A small woman sat on the wooden chair by the door. She wore a black dress, neat and clean but worn. Her black hair had threads of silver woven through and was braided, simply, into a bun. She was watching out the window, her hands in her lap stretching in the dappled sunlight. She turned to meet him, her eyes soft and shy, her little nose, whose freckles had begun to blend together; all these things were just as he remembered. The strange sway to her back seemed more in line with her age now and not so out of place.
“Mr. Gaudi. Thank you for seeing me. I do not know if you remember me, but perhaps you would recall my family name …”
Gaudi laughed a long deep rumble that squeaked from disuse. “Beatriz! How could I forget?” He came forward and took her hand gently helping her from her chair. “It has been too long. And as for family names it is I that should be recalling mine, Beatriz, to you I am Antoni. Just Antoni.” He handed her the flower.
“Antoni! You picked the most beautiful.” Beatriz smiled, light dancing in her shy eyes. “I had hoped you would remember me, Antoni. You’ll have to excuse my condition. My nephew brought me in on his cart. The boy hits all the holes. I am afraid I can’t sit for long.”
“Ah, well, that suits me perfectly. I am just going on my prescription now. Do you have time? Would it suit you to join me?”
“That would be wonderful, Antoni. My nephew will not be done market until this afternoon, and until then I am free.”
Antoni slipped his arm under hers, she walked, stilted, leaning heavily into him, his cane supporting them both as they walked into the street.
As they came into the sunshine and the awakening bustle of the streets, Beatriz laughed again. “I never would have thought we would go on one of our walks in Barcelona! The streets are our ocean Antoni!”
“Yes,” he smiled, “at our age we dare not get our feet wet! Nasty undertow here. You’d get buried under the wheels and never get up!” They both laughed together again. It felt nice to laugh. He had forgotten how long it had been, since Guell died probably.
“Do you remember our walks in the sand?”
“Ah, yes,” he smiled. “All the other children were off kicking balls …”
“Or playing in the hills, or swimming…”
“Yes, and you and I we were the only ones not able to play.”
“Hum,” she said. “I’m glad there was someone else. I spent many days on the porch weaving baskets and shelling snails by myself. Everyone was mean but you Antoni. I’ve always meant to thank you. You were kind to let me be your friend.”
“Beatriz, you think I was kind? You moved the same pace as me. You were my friend. My dear friend. I’m only sorry I was not a better one. I must apologize that I never came to visit…”
“No need,” She dismissed. She smiled and walked on, pointing ahead to a streetlight. “Is that one of yours Antoni?”
“Yes, the city commissioned it.”
“It’s beautiful, I could tell right away. The city must love you a lot.”
“Bah, they only want street lights. They ask others for buildings.

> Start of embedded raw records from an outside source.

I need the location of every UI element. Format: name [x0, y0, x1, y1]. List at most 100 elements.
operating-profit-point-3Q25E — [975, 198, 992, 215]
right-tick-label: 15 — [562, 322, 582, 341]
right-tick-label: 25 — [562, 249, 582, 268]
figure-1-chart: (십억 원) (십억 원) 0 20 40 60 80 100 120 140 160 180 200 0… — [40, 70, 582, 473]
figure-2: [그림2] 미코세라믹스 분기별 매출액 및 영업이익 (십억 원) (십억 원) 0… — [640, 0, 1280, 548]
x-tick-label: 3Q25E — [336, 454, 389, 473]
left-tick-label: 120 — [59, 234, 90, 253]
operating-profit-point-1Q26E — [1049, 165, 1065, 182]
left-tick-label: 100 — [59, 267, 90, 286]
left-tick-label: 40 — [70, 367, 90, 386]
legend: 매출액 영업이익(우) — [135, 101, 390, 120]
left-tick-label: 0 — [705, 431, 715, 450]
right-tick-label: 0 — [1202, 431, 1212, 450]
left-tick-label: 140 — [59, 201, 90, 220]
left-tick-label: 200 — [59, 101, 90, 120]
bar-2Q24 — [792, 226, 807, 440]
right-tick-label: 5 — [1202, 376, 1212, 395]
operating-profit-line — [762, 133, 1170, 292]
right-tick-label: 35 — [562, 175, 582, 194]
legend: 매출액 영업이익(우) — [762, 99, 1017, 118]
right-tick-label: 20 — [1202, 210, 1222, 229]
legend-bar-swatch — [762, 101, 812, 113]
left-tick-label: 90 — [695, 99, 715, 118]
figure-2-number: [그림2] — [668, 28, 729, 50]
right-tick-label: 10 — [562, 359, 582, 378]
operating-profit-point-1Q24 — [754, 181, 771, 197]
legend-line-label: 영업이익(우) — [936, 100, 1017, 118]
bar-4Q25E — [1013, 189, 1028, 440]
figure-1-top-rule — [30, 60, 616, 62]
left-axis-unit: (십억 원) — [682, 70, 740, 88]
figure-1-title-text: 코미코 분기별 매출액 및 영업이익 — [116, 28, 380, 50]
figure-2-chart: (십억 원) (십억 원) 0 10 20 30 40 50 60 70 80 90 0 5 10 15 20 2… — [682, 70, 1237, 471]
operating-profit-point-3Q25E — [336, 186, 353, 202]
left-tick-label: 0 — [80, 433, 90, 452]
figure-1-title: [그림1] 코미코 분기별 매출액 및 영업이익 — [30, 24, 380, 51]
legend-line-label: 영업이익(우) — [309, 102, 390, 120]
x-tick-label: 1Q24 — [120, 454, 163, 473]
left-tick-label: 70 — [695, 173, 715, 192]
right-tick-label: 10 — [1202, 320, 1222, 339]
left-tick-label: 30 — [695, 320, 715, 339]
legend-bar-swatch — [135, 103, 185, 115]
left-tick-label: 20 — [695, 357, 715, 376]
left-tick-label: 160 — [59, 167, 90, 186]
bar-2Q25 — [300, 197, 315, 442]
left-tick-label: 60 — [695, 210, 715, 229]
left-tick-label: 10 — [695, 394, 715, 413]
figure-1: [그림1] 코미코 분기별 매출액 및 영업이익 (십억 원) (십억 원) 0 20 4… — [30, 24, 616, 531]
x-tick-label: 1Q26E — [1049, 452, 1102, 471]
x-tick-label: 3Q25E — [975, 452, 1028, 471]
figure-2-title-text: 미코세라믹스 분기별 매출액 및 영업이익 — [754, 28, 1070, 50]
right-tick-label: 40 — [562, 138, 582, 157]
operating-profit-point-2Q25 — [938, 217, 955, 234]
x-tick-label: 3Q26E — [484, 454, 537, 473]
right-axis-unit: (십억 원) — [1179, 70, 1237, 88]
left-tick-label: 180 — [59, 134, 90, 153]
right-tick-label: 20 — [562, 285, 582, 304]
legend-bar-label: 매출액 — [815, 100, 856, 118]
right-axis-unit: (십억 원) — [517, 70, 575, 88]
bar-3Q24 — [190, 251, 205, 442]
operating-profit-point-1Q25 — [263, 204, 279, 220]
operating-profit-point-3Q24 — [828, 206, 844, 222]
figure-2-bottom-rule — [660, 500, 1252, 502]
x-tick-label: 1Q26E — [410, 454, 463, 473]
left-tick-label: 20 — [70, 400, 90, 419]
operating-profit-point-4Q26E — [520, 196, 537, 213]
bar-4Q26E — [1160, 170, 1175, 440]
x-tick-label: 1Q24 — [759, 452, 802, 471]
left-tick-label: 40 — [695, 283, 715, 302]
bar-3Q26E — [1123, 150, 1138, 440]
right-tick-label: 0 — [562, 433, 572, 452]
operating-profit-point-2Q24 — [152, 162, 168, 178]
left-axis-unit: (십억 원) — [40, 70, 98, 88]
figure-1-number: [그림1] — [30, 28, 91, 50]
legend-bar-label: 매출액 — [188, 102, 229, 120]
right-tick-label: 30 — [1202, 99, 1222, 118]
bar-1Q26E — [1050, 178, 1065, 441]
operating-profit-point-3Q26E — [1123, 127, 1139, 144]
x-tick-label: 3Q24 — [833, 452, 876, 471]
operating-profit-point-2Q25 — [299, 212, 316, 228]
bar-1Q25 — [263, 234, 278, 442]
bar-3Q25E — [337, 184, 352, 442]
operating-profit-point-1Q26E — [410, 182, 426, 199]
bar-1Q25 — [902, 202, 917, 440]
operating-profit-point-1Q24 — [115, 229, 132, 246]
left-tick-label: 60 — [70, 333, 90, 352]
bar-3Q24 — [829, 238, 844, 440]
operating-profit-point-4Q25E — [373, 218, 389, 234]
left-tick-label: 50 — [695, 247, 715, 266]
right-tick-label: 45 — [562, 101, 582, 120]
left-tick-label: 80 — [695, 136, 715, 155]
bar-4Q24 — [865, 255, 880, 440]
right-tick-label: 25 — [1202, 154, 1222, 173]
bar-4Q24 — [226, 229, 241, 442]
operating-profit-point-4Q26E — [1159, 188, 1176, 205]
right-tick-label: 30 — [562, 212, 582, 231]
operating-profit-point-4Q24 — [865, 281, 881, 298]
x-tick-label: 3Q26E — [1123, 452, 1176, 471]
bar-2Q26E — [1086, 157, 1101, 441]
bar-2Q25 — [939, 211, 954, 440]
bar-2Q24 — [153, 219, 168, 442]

It was only a bone thrown to an old dog.”
“Still,” she said, “I like it. One can always use a street light.” They came alongside a grand city building with tall Greek columns and severe marble façade. “How about this building?” She asked a playful glint in her eye.
Antoni growled. “Not me, it’s an architect named Mas, on top of Llobet and Bargues’s work, so prim and proper and thoroughly uncreative…” he caught the glint in her eye. “You tease! You knew full well it wasn’t mine!”
Beatriz smiled and didn’t change her pace.
“So, Beatriz, where do you like to visit in Barcelona? Do you have a favorite coffee shop? You choose. You’re the guest.”
“No, no Antoni. You had better choose. I would have no idea. This is my first time here.”
Antoni stopped in his tracks. “The first time in all these years? Why?”
“The trip was always much too hard. And besides I had shelling and work to do, then my nephews to take care of, I did not mind.”
“Then why, why did you come after all this time?”
Beatriz smiled up at Antoni and softly touched his cheek, “For you, Antoni.”